金子白夢氏著『神秘の宗教』(東京京文社発行)

(彦)

自分は個人的にはまだ著者に面識はない。そして金子氏の出した本の中で自分の読むのも今度新しく出た 『神秘の宗教』 一冊きりである。告白するが、自分は金子氏を、自分の食わずぎらいのためにか或いは今までに氏の断片的なものの幾つとその講演とをきいていたためにか、どうも虚心に自分の心は氏に対することができなかった。それはちょうど或る牧師などに対する心の眼で見るそれであったことを、いま想い返すのであって、そしてこの心の眼は『神秘の宗教』一冊を読んでその向けどころは多少違ってきたようであるが、やっぱり質的には自分の最初持ったこの心の眼は動かないのである。

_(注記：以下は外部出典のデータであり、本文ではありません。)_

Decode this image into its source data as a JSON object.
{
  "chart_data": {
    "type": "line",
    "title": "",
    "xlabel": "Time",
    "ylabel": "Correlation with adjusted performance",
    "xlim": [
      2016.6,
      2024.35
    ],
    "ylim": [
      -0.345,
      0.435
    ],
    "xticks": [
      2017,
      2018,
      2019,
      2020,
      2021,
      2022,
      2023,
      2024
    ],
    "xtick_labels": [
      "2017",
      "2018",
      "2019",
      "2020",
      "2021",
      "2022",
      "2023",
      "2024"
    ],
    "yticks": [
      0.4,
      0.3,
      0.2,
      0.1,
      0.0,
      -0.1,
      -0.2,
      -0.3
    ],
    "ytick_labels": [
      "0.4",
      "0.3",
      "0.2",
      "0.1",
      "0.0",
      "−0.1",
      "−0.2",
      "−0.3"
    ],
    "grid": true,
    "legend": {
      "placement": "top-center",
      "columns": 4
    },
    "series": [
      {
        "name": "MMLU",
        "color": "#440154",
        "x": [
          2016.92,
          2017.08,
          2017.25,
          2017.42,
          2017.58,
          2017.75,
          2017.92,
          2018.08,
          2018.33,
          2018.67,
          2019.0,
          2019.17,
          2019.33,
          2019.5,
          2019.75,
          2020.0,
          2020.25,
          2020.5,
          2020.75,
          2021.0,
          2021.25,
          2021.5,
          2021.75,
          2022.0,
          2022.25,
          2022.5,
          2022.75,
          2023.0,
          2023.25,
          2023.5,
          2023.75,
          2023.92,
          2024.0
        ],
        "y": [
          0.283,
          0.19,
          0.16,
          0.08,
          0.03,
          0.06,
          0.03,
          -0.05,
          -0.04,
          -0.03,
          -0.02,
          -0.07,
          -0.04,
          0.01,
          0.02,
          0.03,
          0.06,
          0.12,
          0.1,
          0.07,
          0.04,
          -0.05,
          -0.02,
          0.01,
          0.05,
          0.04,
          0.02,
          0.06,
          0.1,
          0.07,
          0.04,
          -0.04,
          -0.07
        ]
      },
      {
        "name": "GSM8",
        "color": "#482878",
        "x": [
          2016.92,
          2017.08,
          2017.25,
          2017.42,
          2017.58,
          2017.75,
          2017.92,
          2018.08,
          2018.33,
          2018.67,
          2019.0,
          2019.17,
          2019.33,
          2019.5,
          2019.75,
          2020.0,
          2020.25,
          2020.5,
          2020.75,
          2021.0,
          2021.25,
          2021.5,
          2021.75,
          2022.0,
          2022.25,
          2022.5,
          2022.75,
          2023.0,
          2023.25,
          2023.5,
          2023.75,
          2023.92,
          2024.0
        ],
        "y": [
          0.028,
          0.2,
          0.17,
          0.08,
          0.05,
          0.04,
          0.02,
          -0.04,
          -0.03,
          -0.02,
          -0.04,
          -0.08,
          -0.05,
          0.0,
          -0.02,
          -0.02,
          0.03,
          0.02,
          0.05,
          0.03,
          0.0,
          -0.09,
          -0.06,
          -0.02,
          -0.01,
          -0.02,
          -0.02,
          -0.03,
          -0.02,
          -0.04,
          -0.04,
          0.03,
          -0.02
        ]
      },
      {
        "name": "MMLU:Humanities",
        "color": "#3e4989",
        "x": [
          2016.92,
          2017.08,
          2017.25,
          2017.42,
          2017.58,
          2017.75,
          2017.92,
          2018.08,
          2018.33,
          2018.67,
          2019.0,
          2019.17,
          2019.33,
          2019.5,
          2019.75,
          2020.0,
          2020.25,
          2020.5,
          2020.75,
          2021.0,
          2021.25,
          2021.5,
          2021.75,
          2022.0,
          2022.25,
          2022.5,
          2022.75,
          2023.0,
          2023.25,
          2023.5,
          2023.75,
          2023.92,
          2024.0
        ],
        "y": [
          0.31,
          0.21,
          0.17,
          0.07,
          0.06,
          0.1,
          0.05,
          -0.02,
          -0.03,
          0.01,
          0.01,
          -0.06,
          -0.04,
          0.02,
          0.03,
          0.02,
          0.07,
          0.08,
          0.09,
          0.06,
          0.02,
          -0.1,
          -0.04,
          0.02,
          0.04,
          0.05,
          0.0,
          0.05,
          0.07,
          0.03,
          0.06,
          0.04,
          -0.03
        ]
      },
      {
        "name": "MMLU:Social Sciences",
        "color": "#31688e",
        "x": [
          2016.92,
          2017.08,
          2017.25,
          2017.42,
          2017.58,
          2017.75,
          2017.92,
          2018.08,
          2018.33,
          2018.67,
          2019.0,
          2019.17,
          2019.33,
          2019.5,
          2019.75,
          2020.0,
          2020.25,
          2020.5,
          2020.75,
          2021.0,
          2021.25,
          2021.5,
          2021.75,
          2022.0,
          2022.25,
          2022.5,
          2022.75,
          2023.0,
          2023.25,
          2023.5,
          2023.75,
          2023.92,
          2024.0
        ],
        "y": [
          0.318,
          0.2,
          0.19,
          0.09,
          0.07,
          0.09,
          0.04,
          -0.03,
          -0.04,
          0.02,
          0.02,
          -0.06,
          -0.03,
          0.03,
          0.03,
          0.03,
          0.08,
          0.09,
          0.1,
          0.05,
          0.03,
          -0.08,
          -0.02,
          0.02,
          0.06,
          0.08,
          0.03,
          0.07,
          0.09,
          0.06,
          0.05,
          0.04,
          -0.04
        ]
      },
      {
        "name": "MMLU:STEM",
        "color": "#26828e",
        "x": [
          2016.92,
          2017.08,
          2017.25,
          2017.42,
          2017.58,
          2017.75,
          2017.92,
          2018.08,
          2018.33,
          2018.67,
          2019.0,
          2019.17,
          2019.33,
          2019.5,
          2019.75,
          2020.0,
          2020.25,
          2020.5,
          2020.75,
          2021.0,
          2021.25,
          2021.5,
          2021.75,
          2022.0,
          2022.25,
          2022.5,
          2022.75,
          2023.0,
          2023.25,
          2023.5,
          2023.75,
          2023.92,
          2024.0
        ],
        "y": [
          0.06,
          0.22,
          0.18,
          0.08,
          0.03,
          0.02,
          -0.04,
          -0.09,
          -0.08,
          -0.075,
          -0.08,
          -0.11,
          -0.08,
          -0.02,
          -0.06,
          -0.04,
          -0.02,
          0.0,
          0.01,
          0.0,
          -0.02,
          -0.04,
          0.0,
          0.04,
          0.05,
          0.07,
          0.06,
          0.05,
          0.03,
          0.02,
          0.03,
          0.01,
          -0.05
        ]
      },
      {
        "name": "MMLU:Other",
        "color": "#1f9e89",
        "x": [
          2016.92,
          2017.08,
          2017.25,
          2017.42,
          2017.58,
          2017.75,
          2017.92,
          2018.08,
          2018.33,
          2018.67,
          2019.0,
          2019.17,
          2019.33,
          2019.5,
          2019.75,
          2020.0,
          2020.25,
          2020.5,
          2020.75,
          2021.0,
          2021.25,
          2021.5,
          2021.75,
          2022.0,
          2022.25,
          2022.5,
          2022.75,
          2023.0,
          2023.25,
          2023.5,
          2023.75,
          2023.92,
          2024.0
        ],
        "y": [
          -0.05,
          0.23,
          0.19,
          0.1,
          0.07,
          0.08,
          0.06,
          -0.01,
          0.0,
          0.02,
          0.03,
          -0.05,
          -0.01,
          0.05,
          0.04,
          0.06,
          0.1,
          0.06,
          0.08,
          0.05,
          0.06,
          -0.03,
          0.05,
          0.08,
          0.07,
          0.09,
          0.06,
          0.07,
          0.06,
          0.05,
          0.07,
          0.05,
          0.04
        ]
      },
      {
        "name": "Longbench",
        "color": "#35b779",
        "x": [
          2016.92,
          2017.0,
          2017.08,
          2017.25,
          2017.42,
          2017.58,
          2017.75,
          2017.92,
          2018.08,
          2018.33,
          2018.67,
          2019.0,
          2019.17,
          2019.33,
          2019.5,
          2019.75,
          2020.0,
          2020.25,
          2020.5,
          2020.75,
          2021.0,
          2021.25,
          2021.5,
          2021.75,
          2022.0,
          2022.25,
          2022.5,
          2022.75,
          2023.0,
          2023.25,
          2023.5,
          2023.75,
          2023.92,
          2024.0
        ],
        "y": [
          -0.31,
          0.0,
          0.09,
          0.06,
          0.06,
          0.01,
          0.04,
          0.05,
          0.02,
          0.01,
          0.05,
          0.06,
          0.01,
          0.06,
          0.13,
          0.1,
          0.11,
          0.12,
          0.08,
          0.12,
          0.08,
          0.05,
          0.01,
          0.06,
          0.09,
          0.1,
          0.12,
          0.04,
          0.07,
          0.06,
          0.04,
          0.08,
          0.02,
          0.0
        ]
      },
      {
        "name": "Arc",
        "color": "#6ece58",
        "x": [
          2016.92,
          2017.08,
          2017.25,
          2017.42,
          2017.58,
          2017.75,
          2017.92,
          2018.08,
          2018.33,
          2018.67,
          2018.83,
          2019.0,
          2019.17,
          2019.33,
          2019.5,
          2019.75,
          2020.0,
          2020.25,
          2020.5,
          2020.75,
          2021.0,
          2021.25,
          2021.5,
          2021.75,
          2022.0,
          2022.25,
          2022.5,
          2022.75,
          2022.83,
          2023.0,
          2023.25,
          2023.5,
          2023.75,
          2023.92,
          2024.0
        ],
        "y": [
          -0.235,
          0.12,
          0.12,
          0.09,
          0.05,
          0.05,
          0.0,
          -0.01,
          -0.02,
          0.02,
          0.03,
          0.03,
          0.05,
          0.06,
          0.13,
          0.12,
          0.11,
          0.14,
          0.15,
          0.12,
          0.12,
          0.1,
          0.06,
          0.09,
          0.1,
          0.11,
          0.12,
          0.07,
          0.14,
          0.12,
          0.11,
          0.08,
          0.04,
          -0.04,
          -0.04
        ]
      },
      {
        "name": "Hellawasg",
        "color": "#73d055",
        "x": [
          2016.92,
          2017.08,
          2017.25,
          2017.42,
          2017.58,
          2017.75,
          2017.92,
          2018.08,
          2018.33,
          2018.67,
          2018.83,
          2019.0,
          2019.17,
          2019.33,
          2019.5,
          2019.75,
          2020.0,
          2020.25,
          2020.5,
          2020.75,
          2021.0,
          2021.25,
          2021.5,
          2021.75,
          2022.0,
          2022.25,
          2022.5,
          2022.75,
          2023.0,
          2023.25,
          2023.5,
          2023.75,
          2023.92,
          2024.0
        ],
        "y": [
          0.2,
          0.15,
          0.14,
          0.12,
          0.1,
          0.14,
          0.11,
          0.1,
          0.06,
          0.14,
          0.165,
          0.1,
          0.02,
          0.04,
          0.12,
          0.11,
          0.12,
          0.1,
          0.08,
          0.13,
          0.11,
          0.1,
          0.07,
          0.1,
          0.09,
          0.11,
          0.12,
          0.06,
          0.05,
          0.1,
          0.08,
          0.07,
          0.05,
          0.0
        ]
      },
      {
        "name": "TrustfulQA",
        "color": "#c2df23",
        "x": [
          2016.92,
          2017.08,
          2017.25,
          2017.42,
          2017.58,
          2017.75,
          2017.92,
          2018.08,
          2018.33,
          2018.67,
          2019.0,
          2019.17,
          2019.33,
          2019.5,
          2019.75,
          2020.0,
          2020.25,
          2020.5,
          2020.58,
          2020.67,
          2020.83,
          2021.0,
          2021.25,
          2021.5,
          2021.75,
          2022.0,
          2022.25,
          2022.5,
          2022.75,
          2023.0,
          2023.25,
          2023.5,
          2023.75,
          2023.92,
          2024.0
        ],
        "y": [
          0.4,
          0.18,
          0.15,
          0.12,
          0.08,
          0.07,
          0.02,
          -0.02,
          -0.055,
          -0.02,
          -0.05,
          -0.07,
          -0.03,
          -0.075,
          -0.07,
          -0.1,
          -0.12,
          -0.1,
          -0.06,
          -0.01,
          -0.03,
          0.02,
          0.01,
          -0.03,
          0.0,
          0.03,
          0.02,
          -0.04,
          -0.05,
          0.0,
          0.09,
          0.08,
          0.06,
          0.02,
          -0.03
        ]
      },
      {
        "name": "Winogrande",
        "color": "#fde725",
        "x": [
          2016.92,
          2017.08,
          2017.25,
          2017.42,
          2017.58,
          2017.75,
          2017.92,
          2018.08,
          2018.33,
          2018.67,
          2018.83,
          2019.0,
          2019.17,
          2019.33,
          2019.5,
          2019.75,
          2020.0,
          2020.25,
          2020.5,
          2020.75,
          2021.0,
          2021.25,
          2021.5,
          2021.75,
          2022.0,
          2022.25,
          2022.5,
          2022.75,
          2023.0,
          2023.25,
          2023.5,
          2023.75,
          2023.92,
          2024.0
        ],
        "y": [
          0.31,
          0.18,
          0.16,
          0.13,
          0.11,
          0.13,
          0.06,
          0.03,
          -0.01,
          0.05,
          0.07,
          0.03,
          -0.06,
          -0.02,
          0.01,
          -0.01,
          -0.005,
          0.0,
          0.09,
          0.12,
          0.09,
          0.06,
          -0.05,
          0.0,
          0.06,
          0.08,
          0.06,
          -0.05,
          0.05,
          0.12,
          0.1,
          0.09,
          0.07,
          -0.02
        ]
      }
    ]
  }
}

ところで金子氏は『神秘の宗教』の「序に代えて」の冒頭に、「私の神秘生活のあるがままの姿は言葉に現わし得ない。私はこの現わし得ない生活の姿を象徴の形わずかにその幾分を語ってみた」と言っているが、「象徴の形」というのは何を指していうのか、自分にはこの言葉がぴったりと来ないけれど、こんな部分的なことを一々列挙したら限りがないから、それはとにかくとして、自己内在の心の径路、すなわち「私の神秘生活のあるがままの姿」が言葉に現わし得ないから、その現わし得ない心のありさまを、すなわち「生活の姿」を、「象徴の形」で語るのであるとすると、金子氏は氏自身の内部、生活の体験と思索の結実を、すなわち「思想」を、一分の隙もないところの言葉、すなわち自他ともにぴったりと融合し得る言葉を使用されないので、徒らに模索的に暗中の何ものかを探るような具合でものを言うあやふやな人という感じを自分に抱かせたのは不本意である。

しかし氏が、「さらに高く光の源に翼を張って『神』の玉座に咫尺しせきして、まのあたりその栄光の荘厳さに酔わずに居られなかった」氏自身の一如的生活体験を、広汎なる哲学的引証とその時々の白熱的感興とに任してものした点に、自分は敬服するものである。